Esta sucinta pesquisa sobre fronteira e sua língua; a influência do espanhol sobre o

português levou-nos a compreender um pouco da dinâmica presente nesse território

fronteiriço.

Por apresentar-se como um espaço de constante troca, evidencia-se a

interculturalidade presente naquele local, onde o léxico é um elemento coadjuvante na

interação cultural do indivíduo nativo dessa região.

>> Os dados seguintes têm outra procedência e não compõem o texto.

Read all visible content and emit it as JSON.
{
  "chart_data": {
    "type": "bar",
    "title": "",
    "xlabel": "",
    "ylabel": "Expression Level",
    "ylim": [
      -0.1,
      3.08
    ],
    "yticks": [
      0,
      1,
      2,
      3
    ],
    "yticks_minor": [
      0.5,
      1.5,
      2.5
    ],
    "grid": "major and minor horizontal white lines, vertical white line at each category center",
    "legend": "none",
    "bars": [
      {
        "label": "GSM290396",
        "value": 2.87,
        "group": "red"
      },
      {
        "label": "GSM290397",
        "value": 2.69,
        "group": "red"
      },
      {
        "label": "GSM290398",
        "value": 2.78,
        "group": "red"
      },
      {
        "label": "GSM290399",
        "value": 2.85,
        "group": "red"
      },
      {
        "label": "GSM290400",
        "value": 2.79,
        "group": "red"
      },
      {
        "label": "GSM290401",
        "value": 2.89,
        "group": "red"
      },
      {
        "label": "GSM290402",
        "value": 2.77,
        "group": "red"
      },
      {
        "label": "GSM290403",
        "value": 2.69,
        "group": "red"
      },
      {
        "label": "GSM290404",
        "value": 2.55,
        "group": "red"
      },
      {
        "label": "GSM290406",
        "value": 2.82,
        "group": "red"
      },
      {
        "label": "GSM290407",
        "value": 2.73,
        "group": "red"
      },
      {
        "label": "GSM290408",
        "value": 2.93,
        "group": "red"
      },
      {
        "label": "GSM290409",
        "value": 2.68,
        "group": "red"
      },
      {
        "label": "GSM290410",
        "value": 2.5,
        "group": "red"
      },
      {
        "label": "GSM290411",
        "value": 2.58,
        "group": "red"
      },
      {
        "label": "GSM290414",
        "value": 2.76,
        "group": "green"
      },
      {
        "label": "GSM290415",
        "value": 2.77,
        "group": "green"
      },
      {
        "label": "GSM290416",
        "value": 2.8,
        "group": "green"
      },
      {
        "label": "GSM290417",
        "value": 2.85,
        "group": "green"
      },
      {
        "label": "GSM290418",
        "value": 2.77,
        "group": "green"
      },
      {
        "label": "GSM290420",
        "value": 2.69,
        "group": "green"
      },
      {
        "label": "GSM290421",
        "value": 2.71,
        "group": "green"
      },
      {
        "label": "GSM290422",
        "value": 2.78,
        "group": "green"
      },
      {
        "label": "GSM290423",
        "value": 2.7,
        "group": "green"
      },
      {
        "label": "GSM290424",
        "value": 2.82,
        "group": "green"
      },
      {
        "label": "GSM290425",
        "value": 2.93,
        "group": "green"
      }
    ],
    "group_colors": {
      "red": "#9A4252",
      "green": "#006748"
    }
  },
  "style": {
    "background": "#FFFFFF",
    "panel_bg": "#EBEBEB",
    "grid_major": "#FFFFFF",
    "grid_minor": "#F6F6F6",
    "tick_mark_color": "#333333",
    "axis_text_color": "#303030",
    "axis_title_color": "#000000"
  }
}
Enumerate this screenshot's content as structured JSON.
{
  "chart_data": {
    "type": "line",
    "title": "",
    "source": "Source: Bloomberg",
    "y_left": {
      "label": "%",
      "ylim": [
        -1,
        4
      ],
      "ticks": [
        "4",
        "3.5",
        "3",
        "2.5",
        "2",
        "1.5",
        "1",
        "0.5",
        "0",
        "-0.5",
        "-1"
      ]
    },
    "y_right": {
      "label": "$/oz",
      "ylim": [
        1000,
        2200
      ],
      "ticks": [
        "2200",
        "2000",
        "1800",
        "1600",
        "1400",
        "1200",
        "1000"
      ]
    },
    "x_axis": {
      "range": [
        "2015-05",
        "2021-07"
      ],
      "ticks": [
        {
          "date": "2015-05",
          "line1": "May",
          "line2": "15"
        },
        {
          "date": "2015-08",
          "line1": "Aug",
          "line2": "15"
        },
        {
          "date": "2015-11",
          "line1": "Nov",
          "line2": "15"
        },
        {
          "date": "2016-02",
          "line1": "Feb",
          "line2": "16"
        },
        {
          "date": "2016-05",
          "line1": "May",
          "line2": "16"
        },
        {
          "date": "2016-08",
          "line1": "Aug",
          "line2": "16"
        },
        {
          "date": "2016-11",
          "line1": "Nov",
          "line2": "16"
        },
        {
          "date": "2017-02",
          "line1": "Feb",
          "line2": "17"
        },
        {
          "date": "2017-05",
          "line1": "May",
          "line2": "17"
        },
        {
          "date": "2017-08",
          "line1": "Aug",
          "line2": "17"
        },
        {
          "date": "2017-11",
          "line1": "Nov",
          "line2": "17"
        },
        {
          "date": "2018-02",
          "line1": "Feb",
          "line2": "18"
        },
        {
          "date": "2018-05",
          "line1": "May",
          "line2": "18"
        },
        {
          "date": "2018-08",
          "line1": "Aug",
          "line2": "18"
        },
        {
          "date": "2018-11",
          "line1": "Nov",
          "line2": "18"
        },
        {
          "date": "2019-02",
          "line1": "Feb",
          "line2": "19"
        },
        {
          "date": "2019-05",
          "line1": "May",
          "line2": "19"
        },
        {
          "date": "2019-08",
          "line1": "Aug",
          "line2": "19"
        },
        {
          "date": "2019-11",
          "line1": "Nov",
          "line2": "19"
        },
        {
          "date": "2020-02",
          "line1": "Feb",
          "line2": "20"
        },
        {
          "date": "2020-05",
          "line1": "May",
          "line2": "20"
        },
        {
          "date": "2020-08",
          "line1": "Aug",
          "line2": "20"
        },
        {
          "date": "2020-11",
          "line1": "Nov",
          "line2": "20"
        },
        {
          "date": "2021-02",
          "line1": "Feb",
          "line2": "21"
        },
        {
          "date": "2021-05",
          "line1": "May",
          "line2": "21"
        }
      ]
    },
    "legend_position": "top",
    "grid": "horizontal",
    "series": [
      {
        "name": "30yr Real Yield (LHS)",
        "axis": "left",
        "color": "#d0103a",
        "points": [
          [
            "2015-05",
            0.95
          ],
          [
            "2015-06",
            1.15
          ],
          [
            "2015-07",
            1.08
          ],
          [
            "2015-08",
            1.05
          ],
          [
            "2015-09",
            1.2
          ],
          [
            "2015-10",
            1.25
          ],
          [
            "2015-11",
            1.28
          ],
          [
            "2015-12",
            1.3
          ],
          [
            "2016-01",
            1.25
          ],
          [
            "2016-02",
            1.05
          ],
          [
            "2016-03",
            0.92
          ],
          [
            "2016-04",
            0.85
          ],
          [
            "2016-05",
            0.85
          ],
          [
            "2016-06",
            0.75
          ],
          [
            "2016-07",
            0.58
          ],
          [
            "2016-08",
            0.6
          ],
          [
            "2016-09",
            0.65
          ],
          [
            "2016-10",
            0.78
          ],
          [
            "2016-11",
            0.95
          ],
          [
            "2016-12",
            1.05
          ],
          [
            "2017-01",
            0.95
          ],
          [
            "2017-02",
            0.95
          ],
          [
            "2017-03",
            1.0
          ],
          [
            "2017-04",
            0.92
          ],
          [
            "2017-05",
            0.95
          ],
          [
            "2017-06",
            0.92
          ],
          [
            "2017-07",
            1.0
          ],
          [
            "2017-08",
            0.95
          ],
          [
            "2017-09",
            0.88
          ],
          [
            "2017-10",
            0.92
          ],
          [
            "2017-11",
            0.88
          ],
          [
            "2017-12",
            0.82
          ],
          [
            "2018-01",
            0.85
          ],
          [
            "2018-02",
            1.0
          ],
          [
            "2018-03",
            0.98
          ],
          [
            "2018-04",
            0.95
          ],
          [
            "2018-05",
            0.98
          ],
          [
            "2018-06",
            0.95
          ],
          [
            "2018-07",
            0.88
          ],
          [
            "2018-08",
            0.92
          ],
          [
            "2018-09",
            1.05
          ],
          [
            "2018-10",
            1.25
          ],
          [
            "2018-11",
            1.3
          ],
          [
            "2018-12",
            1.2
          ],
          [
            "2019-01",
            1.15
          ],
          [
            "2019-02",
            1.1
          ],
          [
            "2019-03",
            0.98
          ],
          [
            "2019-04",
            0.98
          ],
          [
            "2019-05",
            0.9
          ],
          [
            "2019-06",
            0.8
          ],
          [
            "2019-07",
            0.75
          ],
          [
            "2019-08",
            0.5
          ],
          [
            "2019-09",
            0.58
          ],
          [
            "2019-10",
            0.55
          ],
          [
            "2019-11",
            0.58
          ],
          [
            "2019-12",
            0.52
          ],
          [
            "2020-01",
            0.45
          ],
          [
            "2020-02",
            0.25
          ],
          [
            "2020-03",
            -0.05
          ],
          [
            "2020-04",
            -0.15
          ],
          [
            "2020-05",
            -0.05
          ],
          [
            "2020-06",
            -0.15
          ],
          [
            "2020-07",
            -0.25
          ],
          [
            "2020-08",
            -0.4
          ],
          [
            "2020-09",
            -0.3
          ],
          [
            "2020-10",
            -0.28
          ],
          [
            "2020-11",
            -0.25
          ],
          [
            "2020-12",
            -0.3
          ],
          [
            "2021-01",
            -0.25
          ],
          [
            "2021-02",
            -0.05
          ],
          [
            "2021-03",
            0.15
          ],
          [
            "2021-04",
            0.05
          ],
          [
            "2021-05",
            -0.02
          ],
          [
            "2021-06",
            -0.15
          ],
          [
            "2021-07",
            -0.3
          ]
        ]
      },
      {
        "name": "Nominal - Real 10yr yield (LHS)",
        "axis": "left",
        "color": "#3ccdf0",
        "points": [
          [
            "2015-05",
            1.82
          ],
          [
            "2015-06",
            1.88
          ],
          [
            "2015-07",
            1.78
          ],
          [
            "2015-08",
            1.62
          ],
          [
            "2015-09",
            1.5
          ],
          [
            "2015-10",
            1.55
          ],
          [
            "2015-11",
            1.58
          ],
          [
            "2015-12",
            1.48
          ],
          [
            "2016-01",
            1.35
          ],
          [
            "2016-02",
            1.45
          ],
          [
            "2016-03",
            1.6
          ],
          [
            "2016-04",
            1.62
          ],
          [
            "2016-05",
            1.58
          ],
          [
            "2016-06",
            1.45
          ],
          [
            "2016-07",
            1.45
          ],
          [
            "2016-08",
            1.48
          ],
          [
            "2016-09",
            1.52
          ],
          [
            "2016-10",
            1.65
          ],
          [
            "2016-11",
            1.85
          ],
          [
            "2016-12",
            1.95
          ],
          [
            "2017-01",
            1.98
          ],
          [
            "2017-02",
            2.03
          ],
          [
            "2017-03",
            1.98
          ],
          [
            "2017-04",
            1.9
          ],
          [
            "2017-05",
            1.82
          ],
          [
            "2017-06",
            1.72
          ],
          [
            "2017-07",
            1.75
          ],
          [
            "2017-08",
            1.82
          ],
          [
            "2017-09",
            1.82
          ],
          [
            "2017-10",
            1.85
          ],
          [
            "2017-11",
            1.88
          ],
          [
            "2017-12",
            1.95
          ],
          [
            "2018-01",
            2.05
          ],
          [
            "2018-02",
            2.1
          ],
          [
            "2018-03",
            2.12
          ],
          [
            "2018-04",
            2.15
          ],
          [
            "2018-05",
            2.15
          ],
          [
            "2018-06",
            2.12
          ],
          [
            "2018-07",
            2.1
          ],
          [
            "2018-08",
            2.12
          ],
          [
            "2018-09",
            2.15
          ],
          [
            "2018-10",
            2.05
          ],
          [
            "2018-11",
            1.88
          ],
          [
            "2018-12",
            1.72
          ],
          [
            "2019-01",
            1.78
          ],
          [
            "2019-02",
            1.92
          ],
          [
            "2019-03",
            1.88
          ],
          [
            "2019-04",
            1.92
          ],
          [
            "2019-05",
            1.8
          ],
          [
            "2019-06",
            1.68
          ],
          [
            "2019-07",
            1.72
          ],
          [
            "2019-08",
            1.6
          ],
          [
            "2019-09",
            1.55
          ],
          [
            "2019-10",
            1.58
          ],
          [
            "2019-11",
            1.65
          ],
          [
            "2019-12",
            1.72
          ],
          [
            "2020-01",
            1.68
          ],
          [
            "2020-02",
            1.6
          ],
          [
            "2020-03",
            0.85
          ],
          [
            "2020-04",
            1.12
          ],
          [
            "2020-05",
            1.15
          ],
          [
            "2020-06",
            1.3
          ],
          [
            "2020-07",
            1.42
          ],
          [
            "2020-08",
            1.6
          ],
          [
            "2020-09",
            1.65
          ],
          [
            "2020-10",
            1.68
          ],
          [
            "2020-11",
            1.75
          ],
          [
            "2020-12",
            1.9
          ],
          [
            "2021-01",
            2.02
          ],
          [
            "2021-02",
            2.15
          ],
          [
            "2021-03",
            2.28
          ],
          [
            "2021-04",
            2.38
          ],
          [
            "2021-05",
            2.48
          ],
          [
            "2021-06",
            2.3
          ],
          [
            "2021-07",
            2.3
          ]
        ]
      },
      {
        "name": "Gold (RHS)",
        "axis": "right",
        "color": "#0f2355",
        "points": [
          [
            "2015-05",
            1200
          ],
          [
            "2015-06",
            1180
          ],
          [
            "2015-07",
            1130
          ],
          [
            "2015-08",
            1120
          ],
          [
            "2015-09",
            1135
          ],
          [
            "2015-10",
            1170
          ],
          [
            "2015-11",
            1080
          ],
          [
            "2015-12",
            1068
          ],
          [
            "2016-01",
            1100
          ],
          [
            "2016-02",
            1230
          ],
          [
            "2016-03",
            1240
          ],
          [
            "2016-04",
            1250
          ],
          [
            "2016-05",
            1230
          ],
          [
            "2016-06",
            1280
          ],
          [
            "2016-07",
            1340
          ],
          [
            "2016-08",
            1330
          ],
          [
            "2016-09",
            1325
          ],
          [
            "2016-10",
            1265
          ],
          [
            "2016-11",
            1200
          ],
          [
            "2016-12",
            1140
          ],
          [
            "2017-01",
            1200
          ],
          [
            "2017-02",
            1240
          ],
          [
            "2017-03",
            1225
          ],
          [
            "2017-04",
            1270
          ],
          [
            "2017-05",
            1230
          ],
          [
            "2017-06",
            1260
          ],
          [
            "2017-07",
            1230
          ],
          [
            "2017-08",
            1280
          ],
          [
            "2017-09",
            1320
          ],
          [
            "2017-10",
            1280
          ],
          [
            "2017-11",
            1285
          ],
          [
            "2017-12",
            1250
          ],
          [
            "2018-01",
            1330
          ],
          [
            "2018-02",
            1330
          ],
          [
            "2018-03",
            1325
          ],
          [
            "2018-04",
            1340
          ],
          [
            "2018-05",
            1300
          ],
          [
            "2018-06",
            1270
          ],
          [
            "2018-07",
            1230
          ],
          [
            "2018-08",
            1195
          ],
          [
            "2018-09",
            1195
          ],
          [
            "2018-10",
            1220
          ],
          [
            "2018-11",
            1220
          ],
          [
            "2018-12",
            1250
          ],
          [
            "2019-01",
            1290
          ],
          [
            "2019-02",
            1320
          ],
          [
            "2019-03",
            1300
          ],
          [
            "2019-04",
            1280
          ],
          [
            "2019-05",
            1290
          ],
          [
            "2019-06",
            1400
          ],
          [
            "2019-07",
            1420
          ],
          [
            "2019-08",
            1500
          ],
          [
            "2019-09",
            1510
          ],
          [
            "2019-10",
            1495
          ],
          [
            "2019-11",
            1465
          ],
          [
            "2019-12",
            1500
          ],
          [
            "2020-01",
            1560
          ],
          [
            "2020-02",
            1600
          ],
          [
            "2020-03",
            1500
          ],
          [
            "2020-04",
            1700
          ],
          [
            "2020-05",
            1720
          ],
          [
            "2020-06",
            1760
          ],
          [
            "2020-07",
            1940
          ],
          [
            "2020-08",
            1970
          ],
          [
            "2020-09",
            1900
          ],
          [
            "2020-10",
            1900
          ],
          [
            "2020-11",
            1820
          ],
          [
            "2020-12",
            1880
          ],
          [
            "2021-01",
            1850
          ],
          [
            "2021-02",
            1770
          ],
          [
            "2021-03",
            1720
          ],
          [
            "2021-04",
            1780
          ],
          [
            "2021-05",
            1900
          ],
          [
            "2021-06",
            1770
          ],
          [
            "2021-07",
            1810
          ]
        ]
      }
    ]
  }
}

Essa aproximação através da língua

vemconsolidar a relação entre os conterrâneos, ignorando os limites geográficos, demarcados

pelos acordos geopolíticos.

Como reforça Sturza (2004) em seu artigo presente na Revista Eletrônica Ciência e

Cultura:

[...] No alvorecer do século XXI, registra o reconhecimento da fronteira

compartilhada, de um lugar menos imaginário, de um lugar que tem uma

dinâmica social muito particular, sustentado pelo movimento migratório das

populações e suas continuas transgressões Territoriais.

Compreendemos que a linguagem não consiste apenas num instrumento interpessoal,

mas traz intrínseco o conteúdo incomunicável, o conteúdo subjetivo e comum aos sujeitos.

Desta forma podemos destacar que um dos aspectos observados durante a realização

deste trabalho foi a importância da produção literária e artístico cultural na formação da

identidade linguística de uma região específica, pois é através de tais registros que se

materializa e se consolida a variante linguística ali praticada.

Não temos a pretensão de arrematar este assunto, haja vista a sua infinita possibilidade

de exploração. Esta foi apenas uma demonstração de que existe este viés que sutura a nossa

língua e está presente na comunicação verbal e escrita do indivíduo que coabita esta fronteira.